The Thinking Process
The assistant's reasoning is visible in the structure of the command itself. The sleep 5 is a deliberate pause to give the server time to initialize before checking. The pgrep -f sglang | head -3 checks for running processes matching the SGLang pattern. The tail -3 /root/sglang-server.log reads the end of the log file for the most recent messages. Together, these two checks provide both a process-level and log-level verification.
The choice to show only the last three log lines is also deliberate. Server startup logs can be hundreds of lines long, containing model loading progress, weight initialization messages, and KV cache allocation details. The tail captures the most recent events — in this case, the death of the old server and the cleanup warning — which are the most relevant for verifying the transition.
Conclusion
Message [msg 926] is a small but essential piece of a larger optimization narrative.

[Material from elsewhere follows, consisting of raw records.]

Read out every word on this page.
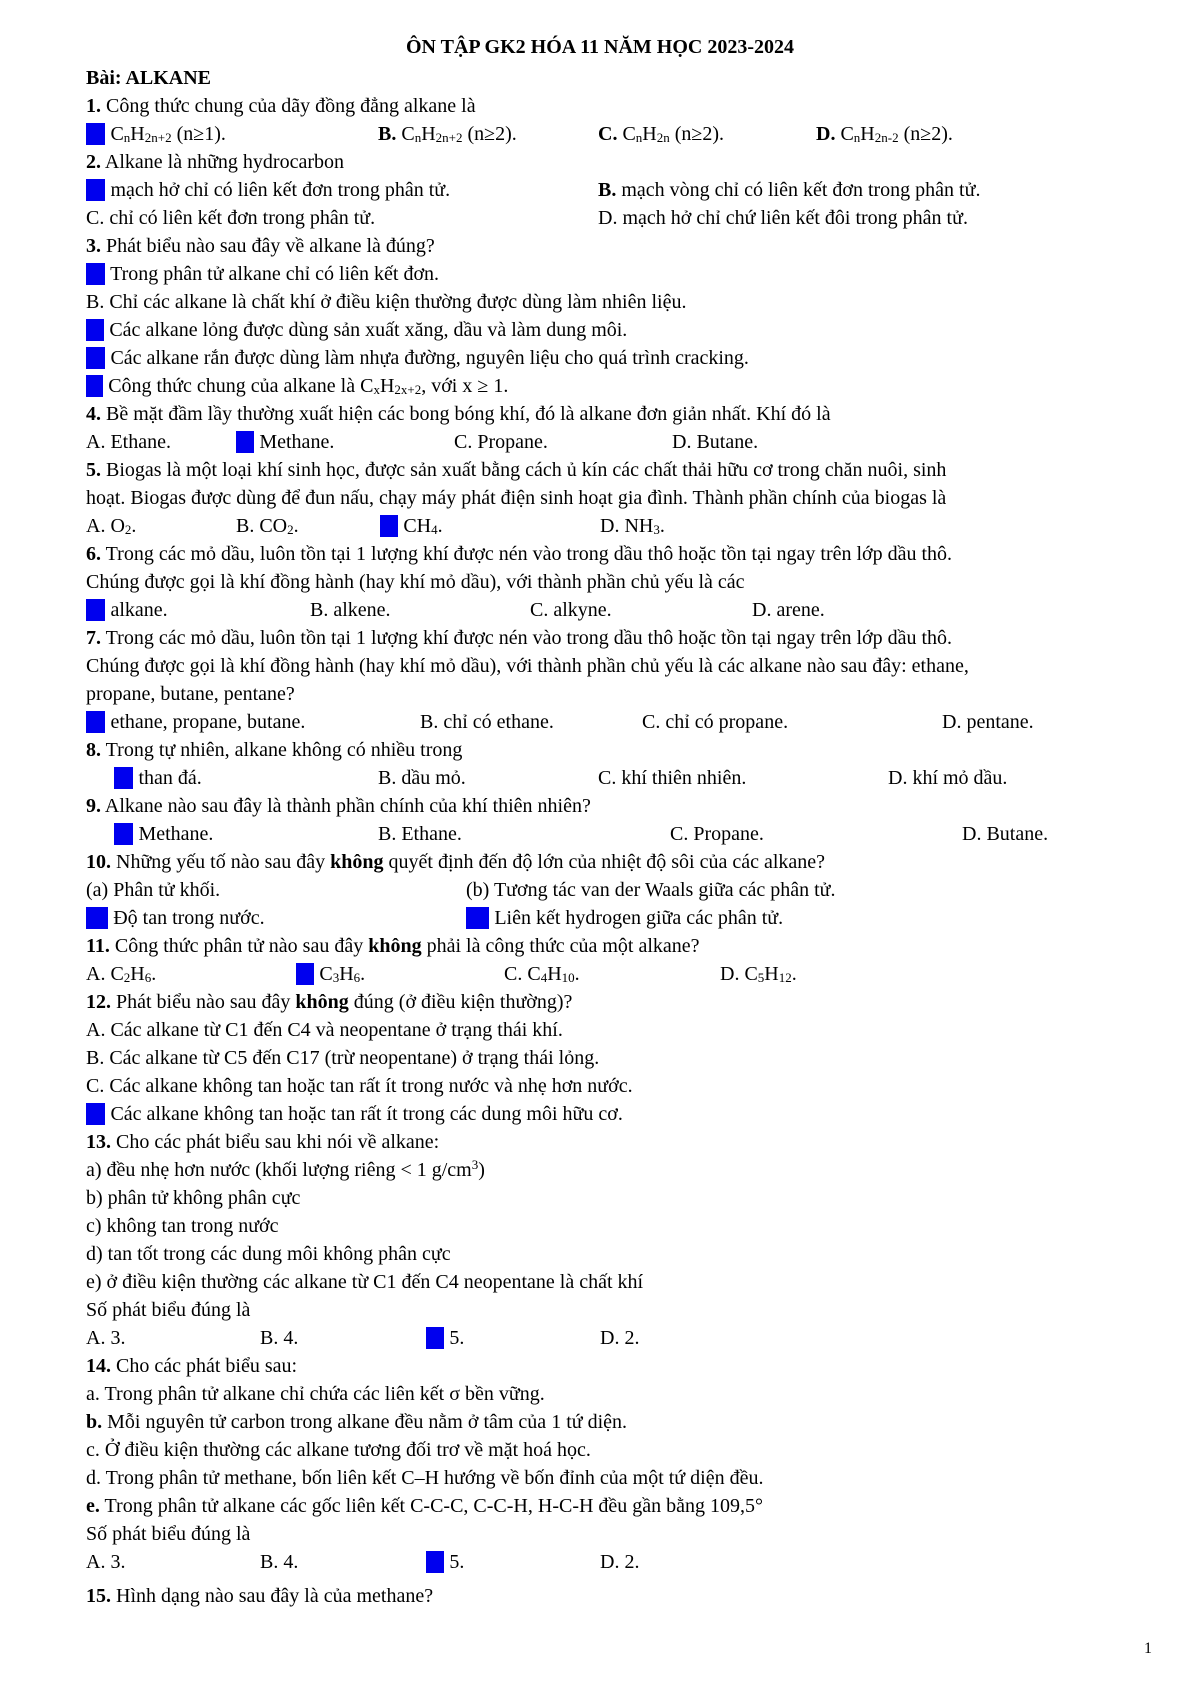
ÔN TẬP GK2 HÓA 11 NĂM HỌC 2023-2024
Bài: ALKANE
1. Công thức chung của dãy đồng đẳng alkane là
A. $C_nH_{2n+2}$ (n≥1).	B. $C_nH_{2n+2}$ (n≥2).	C. $C_nH_{2n}$ (n≥2).	D. $C_nH_{2n-2}$ (n≥2).
2. Alkane là những hydrocarbon
A. mạch hở chỉ có liên kết đơn trong phân tử.	B. mạch vòng chỉ có liên kết đơn trong phân tử.
C. chỉ có liên kết đơn trong phân tử.	D. mạch hở chỉ chứ liên kết đôi trong phân tử.
3. Phát biểu nào sau đây về alkane là đúng?
A. Trong phân tử alkane chỉ có liên kết đơn.
B. Chỉ các alkane là chất khí ở điều kiện thường được dùng làm nhiên liệu.
C. Các alkane lỏng được dùng sản xuất xăng, dầu và làm dung môi.
D. Các alkane rắn được dùng làm nhựa đường, nguyên liệu cho quá trình cracking.
E. Công thức chung của alkane là $C_xH_{2x+2}$, với x ≥ 1.
4. Bề mặt đầm lầy thường xuất hiện các bong bóng khí, đó là alkane đơn giản nhất. Khí đó là
A. Ethane.	B. Methane.	C. Propane.	D. Butane.
5. Biogas là một loại khí sinh học, được sản xuất bằng cách ủ kín các chất thải hữu cơ trong chăn nuôi, sinh
hoạt. Biogas được dùng để đun nấu, chạy máy phát điện sinh hoạt gia đình. Thành phần chính của biogas là
A. $O_2$.	B. $CO_2$.	C. $CH_4$.	D. $NH_3$.
6. Trong các mỏ dầu, luôn tồn tại 1 lượng khí được nén vào trong dầu thô hoặc tồn tại ngay trên lớp dầu thô.
Chúng được gọi là khí đồng hành (hay khí mỏ dầu), với thành phần chủ yếu là các
A. alkane.	B. alkene.	C. alkyne.	D. arene.
7. Trong các mỏ dầu, luôn tồn tại 1 lượng khí được nén vào trong dầu thô hoặc tồn tại ngay trên lớp dầu thô.
Chúng được gọi là khí đồng hành (hay khí mỏ dầu), với thành phần chủ yếu là các alkane nào sau đây: ethane,
propane, butane, pentane?
A. ethane, propane, butane.	B. chỉ có ethane.	C. chỉ có propane.	D. pentane.
8. Trong tự nhiên, alkane không có nhiều trong
A. than đá.	B. dầu mỏ.	C. khí thiên nhiên.	D. khí mỏ dầu.
9. Alkane nào sau đây là thành phần chính của khí thiên nhiên?
A. Methane.	B. Ethane.	C. Propane.	D. Butane.
10. Những yếu tố nào sau đây không quyết định đến độ lớn của nhiệt độ sôi của các alkane?
(a) Phân tử khối.	(b) Tương tác van der Waals giữa các phân tử.
(c) Độ tan trong nước.	(d) Liên kết hydrogen giữa các phân tử.
11. Công thức phân tử nào sau đây không phải là công thức của một alkane?
A. $C_2H_6$.	B. $C_3H_6$.	C. $C_4H_{10}$.	D. $C_5H_{12}$.
12. Phát biểu nào sau đây không đúng (ở điều kiện thường)?
A. Các alkane từ C1 đến C4 và neopentane ở trạng thái khí.
B. Các alkane từ C5 đến C17 (trừ neopentane) ở trạng thái lỏng.
C. Các alkane không tan hoặc tan rất ít trong nước và nhẹ hơn nước.
D. Các alkane không tan hoặc tan rất ít trong các dung môi hữu cơ.
13. Cho các phát biểu sau khi nói về alkane:
a) đều nhẹ hơn nước (khối lượng riêng < 1 $g/cm^3$)
b) phân tử không phân cực
c) không tan trong nước
d) tan tốt trong các dung môi không phân cực
e) ở điều kiện thường các alkane từ C1 đến C4 neopentane là chất khí
Số phát biểu đúng là
A. 3.	B. 4.	C. 5.	D. 2.
14. Cho các phát biểu sau:
a. Trong phân tử alkane chỉ chứa các liên kết σ bền vững.
b. Mỗi nguyên tử carbon trong alkane đều nằm ở tâm của 1 tứ diện.
c. Ở điều kiện thường các alkane tương đối trơ về mặt hoá học.
d. Trong phân tử methane, bốn liên kết C–H hướng về bốn đỉnh của một tứ diện đều.
e. Trong phân tử alkane các gốc liên kết C-C-C, C-C-H, H-C-H đều gần bằng 109,5°
Số phát biểu đúng là
A. 3.	B. 4.	C. 5.	D. 2.
15. Hình dạng nào sau đây là của methane?
1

It captures the moment when the assistant transitions from investigation to action, from understanding a hardware constraint to working around it through software configuration. The leaked shared memory warning serves as a reminder that even routine operations like server restarts have edge cases, especially in GPU-accelerated environments where resources must be carefully managed. The message is a testament to the iterative, feedback-driven nature of ML system optimization: every change must be verified, every assumption tested, and every warning noted for future reference.